Il volto della guerra nei carboncini di Cominetti

di Virginia Baradel
Solo l’Accademico d’Italia Filippo Tommaso Marinetti poteva esaltare il “furore dinamico e la sintesi rovente” della guerra, “igiene del mondo”, commentando i disegni di guerra di Giuseppe Cominetti, esposti al Ridotto del Teatro Quirino di Roma nel 1929. Certo le raffiche dei fucili e le granate irradiavano potenti lampi di luce e i cavalli, come impazziti, si sollevavano in aria. Ma non s’impennavano per uno scontro tra carri carichi di mattoni per costruire le periferie milanesi, come in “La città che sale” di Boccioni, urlavano di terrore, come farà quello di Guernica vent’anni dopo, e morivano straziati dalle pallottole, dalle bombe, dai fili spinati. Cominetti non era a Roma ad ascoltare il discorso del vecchio amico: un incidente in moto gli aveva procurato una paralisi che l’avrebbe portato alla tomba l’anno seguente. Ma, di sicuro, i suoi disegni di guerra non erano un anticipo di “battaglismo” futurista: erano il ritratto di una furia devastante contro l’uomo, di un puro e repentino scempio, abbozzato dall’interno dello stesso teatro di guerra con stupefacente immediatezza.
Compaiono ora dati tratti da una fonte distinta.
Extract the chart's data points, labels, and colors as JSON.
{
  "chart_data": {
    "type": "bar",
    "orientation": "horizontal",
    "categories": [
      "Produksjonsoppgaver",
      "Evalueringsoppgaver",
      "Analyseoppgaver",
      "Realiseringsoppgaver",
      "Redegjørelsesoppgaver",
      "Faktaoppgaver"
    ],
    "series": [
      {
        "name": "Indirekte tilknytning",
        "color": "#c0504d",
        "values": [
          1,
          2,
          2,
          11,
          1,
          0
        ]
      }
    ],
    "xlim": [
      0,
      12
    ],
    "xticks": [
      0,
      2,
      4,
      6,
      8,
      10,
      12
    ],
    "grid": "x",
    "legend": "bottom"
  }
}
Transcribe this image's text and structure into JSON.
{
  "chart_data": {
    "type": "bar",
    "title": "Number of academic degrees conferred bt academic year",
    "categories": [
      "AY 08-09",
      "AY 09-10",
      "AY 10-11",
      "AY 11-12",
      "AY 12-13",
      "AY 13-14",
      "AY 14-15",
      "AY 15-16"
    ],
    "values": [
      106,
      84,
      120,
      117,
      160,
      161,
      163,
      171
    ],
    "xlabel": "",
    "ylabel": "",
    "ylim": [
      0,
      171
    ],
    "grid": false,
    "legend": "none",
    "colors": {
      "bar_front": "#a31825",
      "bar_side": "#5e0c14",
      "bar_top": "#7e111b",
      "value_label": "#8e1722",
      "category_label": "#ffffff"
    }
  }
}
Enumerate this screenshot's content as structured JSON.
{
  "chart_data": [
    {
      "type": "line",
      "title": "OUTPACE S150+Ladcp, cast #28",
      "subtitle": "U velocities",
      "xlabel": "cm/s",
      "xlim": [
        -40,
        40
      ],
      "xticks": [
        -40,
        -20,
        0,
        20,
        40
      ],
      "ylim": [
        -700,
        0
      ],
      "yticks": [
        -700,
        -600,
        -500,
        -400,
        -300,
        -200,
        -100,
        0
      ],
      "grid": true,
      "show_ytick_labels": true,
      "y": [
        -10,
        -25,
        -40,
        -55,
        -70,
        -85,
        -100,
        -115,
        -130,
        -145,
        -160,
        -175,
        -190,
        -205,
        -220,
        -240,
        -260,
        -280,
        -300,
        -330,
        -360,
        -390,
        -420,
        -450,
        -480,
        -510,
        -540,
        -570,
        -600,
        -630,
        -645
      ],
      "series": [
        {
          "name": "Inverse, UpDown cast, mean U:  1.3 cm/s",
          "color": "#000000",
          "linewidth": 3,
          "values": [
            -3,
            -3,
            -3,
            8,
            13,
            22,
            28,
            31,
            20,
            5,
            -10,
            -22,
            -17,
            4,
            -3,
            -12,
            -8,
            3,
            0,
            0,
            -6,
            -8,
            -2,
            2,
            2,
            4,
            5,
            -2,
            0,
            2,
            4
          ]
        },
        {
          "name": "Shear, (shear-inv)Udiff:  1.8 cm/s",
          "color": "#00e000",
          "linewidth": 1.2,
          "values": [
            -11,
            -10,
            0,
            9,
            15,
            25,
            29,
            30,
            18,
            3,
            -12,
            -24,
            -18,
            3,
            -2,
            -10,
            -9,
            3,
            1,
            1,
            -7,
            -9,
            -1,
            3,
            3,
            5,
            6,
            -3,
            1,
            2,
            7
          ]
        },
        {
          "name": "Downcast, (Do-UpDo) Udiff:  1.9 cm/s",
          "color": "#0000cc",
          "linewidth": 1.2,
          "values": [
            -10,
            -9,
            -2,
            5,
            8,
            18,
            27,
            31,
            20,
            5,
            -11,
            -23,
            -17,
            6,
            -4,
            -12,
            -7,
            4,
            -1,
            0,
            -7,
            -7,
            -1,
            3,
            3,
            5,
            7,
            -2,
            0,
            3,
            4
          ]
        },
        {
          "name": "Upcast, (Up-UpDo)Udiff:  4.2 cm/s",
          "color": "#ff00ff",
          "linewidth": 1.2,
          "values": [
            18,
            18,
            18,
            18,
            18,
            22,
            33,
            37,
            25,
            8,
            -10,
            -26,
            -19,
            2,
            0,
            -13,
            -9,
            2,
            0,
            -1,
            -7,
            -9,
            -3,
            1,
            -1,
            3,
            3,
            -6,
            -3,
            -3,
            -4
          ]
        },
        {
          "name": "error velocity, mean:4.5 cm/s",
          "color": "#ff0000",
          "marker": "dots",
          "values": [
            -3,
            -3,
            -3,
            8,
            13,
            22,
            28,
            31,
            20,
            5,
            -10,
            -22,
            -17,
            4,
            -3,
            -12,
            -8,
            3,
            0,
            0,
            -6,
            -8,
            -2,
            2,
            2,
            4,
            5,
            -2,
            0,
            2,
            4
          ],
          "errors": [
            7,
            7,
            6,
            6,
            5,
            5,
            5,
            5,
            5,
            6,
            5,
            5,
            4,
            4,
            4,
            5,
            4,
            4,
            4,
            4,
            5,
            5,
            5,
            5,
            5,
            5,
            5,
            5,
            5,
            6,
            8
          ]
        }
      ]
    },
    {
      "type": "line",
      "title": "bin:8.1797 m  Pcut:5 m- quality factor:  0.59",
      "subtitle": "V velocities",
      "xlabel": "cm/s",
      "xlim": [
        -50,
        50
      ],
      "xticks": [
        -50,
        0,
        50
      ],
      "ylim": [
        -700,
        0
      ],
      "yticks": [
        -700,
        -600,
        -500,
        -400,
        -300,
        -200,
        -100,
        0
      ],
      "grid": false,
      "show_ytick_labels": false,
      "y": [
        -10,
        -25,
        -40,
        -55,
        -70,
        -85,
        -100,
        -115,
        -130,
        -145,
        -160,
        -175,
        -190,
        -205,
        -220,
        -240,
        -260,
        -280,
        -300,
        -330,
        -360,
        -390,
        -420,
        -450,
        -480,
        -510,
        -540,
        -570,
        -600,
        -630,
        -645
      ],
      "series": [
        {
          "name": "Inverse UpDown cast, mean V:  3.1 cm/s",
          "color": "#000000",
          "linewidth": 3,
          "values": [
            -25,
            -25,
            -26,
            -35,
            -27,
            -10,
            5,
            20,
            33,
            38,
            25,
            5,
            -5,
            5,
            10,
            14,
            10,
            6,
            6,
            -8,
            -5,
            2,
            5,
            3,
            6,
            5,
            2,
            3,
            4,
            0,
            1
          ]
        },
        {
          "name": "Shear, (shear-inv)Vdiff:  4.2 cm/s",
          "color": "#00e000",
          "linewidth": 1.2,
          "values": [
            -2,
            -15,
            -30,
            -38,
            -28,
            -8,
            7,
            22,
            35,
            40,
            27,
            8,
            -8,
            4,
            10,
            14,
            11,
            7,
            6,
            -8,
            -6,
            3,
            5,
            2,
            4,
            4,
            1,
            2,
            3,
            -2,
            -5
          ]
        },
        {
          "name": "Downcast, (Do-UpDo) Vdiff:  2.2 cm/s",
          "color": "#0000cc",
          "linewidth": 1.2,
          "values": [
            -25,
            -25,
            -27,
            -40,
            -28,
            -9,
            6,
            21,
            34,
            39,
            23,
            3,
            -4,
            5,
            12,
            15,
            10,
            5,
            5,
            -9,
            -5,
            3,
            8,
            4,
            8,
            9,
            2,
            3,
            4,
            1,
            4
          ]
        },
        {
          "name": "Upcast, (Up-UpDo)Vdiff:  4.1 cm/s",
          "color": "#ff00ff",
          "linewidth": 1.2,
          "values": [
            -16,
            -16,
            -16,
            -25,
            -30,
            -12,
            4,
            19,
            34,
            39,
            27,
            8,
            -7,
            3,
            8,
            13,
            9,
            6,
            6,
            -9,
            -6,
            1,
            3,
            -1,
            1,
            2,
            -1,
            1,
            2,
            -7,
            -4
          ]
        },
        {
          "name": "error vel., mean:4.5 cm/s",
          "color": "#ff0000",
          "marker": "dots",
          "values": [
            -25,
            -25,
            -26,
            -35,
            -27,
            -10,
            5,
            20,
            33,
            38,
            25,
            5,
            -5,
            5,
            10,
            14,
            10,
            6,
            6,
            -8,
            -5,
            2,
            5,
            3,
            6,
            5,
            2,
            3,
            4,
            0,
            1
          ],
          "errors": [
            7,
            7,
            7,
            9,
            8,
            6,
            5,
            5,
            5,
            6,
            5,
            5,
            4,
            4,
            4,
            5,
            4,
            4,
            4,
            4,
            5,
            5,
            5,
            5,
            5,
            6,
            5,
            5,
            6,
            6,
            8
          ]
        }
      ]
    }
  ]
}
La mostra dei disegni di guerra di Giuseppe Cominetti è ora a Villa Contarini di Piazzola sul Brenta (fino al 2 giugno, a cura di Beatrice Buscaroli), voluta dall’assessore alla Cultura Marino Zorzato, nell’ambito delle iniziative della Regione per il Centenario della Grande Guerra. Quando scoppiò la guerra, il pittore piemontese si trovava a Parigi dove viveva dal 1909 con il fratello Gian Maria, poeta, scrittore e regista. Si era trasferito dopo una prima stagione ligure influenzata dal verismo divisionista di Nomellini e dalla cultura artistica tipica di quel torno d’anni che univa un decadentismo sentimentale e letterario all’impegno sociale. Ma Cominetti praticava un divisionismo tutto suo, pirotecnico, sfavillante, ondoso e sfrangiato. Più dei lavoratori-forzati della terra, amava i ballerini sulle piste da ballo. Anche per questo non esitò a fraternizzare a Parigi con Severini che nel ballo riusciva a dare il massimo dei volt al cortocircuito tra divisionismo e futurismo.
Nel crogiolo parigino delle avanguardie, dove si trovava a suo perfetto agio tanto da considerarsi “ostinatamente avanguardista”, firmò il Manifesto del futurismo di Marinetti pubblicato su “Le figaro”, ma fu un’adesione empatica più che militante, rinnovata, con un po’ più di convinzione, nel ’19 alla nascita del “Gruppo futurista genovese”. Il suo era un dinamismo pittorico che stava tutto nella foga della pennellata, nella vibrazione luministica. Cominetti aveva più del “peintre de la vie moderne”, che del rivoluzionario futurista. Rientravano nella sua modernità anche la versatilità, la prolifica attività d’illustratore, disegnatore e scenografo. Ed ecco che d’un tratto, tutta la sua brillante frenesia creativa precipita nel gorgo della tragedia della guerra.
Soldato al fronte, prima nelle Ardenne e poi sul Grappa, Cominetti vede e vive, sente e disegna in un solo moto di lacerante e sgomenta sofferenza, quel che accade sotto i suoi occhi: a un metr. o, a dieci, a cento metri di distanza. Fotografa là sul fatto, sul momento, quando la bomba scoppia, quando i soldati si scontrano corpo a corpo, quando la carneficina è in flagranza d’atto. L’esperto disegnatore conosce perfettamente la tecnica e impugna il carboncino come fosse un flash, restituendo integralmente la tranche dolorosa della testimonianza diretta, della simultaneità narrativa. I soldati sono uomini senza più sguardo, sfigurati dalla paura e dalla sofferenza; cavalli e muli non sono più bestie ma compagni di tragedia. Gambe, braccia, schiene, librati in aria come schegge impazzite nel mezzo dell’azione, acquistano una potenza espressiva non inferiore ai volti.
Poco colore: il dominio del nero non è solo tecnico è anche psicologico. L’antidoto che solleva dall’angoscia è la bellezza, è la forza di quel segno: è la sua capacità di rendere l’istantaneità del tremendo, disumano, frastuono in scena.